Glisser sur les flancs montagneux ne lui suffisait plus. Pour ne faire qu’un avec la nature et ses sommets, la freerideuse suisse Géraldine Fasnacht, multiple championne internationale de snowboard, a voulu goûter les plaisirs de l’envolée aérienne. De là-haut, la trentenaire peut ainsi surveiller ses montagnes fétiches. Rencontre avec une femme entière. Par Léa Borie
J ’ai la chance d’être née dans un pays composé aux trois quarts de montagnes ; j’ai su en faire ma force, mon énergie. Entretenir cette passion pour la glisse, c’était comme ça que mes parents me faisaient travailler à l’école petite, c’était la carotte » .

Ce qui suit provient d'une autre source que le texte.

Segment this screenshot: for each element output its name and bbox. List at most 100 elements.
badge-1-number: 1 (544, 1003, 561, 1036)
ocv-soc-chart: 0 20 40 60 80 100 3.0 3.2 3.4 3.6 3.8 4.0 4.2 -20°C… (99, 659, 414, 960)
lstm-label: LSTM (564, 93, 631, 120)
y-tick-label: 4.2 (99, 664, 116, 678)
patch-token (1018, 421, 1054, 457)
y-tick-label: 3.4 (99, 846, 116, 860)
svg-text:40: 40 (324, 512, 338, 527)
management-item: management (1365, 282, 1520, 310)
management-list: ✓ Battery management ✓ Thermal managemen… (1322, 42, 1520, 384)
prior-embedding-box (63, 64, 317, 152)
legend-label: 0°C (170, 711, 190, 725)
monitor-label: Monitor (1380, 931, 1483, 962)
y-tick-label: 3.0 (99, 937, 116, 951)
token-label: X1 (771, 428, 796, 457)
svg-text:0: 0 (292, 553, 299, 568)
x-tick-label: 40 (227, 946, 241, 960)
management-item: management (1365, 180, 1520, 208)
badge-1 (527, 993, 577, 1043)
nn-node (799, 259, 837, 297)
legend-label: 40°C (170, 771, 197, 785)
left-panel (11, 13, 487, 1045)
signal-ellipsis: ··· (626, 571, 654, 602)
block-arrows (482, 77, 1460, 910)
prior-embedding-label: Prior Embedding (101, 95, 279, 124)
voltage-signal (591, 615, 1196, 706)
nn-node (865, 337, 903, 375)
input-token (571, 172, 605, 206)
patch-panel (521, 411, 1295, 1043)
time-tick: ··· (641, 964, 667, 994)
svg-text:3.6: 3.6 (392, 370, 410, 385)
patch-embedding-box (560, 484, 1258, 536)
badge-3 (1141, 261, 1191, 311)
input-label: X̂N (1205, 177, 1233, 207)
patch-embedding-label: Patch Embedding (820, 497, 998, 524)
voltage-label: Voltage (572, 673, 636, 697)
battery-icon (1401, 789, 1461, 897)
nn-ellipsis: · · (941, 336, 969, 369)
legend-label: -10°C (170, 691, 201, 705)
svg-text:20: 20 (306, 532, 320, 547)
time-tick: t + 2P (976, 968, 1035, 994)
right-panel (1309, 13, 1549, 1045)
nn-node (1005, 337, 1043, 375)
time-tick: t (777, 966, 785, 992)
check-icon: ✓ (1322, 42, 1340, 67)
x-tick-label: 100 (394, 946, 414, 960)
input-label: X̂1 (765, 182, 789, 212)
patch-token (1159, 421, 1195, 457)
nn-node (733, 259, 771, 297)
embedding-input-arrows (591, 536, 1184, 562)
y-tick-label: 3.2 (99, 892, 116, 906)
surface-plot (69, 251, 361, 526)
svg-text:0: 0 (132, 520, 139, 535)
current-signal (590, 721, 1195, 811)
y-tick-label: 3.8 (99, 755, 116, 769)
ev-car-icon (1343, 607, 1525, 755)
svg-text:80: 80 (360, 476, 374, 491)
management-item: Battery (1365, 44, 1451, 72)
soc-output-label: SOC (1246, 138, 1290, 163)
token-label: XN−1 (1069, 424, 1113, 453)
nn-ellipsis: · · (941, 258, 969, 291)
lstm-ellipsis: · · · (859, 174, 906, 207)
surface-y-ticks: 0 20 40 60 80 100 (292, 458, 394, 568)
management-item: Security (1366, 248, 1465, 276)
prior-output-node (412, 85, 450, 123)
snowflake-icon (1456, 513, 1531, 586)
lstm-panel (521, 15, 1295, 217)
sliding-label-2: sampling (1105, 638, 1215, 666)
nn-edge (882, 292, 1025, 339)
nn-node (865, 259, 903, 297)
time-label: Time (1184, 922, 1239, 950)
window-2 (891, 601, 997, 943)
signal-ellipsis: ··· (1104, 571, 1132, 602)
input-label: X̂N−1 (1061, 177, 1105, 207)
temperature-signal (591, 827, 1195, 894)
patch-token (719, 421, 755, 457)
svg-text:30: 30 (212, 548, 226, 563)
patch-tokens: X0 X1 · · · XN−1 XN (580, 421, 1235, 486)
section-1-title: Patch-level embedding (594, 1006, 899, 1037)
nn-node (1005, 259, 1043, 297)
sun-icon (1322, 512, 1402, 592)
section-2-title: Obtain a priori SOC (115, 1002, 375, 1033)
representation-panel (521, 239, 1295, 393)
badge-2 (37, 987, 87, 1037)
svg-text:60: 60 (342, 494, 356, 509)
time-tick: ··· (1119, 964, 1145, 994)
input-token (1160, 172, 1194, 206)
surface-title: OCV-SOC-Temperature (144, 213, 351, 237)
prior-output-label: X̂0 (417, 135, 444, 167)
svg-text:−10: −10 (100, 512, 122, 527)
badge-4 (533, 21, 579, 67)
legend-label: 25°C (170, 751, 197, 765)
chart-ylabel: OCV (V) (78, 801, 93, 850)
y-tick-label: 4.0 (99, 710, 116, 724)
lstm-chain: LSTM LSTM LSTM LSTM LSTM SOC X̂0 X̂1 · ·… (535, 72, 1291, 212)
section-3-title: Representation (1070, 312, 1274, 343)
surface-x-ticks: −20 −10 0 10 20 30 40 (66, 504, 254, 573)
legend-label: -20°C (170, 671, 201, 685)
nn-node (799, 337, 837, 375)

Des études de commerce, une expérience linguistique d’un an à l’étranger, un premier poste de rêve à l’aéroport… et un départ soudain pour la montagne. Géraldine Fasnacht a une ambition : participer à l’X-treme de Verbier, la plus grande compétition freeride au monde. Alors elle n’hésite pas. Elle plaque tout pour réaliser son rêve. Et pour tenir financièrement, elle prend un p’tit boulot en agence de voyage et des extras en tant que « très mauvaise serveuse » .
Géraldine tutoie les nuages
Parallèlement à la neige, la Suissesse se fascine pour un élément tout autre : l’air. Elle commence le parachutisme en 1999. Une manière pour elle de continuer de tracer des lignes, cette fois-ci dans le ciel et non sur la neige. En wingsuit et en base jump, elle recherche en permanence la même chose qu’en freeride, « des conditions idéales qu’on attend parfois des mois avant d’atteindre cette communion parfaite avec l’élément ». Dans un cas comme dans l’autre, c’est l’amour de la nature qui prime à son esprit, au-delà de la sensation que procure la pratique de ces sports extrêmes.
La tête dans les nuages, certes, mais aussi sur les épaules, elle reste consciente du danger et redoute de se tromper sur les conditions. Dépendante de la nature, la femme volante accepte une certaine part de risque, qu’elle peine à encaisser dans la
vie de tous les jours – se déplacer sur Paris, être dans la voiture d’un mauvais conducteur… Ses limites demeurent ses capacités techniques, sa préparation physique et son état mental.
Pour ne pas flancher, Géraldine nous livre son secret : ne jamais se donner d’échéance, pour mieux doser quand elle se sent prête.
À la découverte des plus beaux éléments
Grande exploratrice, Géraldine n’est pas allée très loin pour trouver ses domaines de prédilection, élisant en favori le domaine skiable de Verbier qu’elle a connu enfant, ne cessant de « profiter du monde merveilleux, monstrueux, de freerider, entre Mont-Gelé et Mont-Fort. C’est un peu comme le pays des Bisounours, vous voyez ? » , s’amuse-t-elle.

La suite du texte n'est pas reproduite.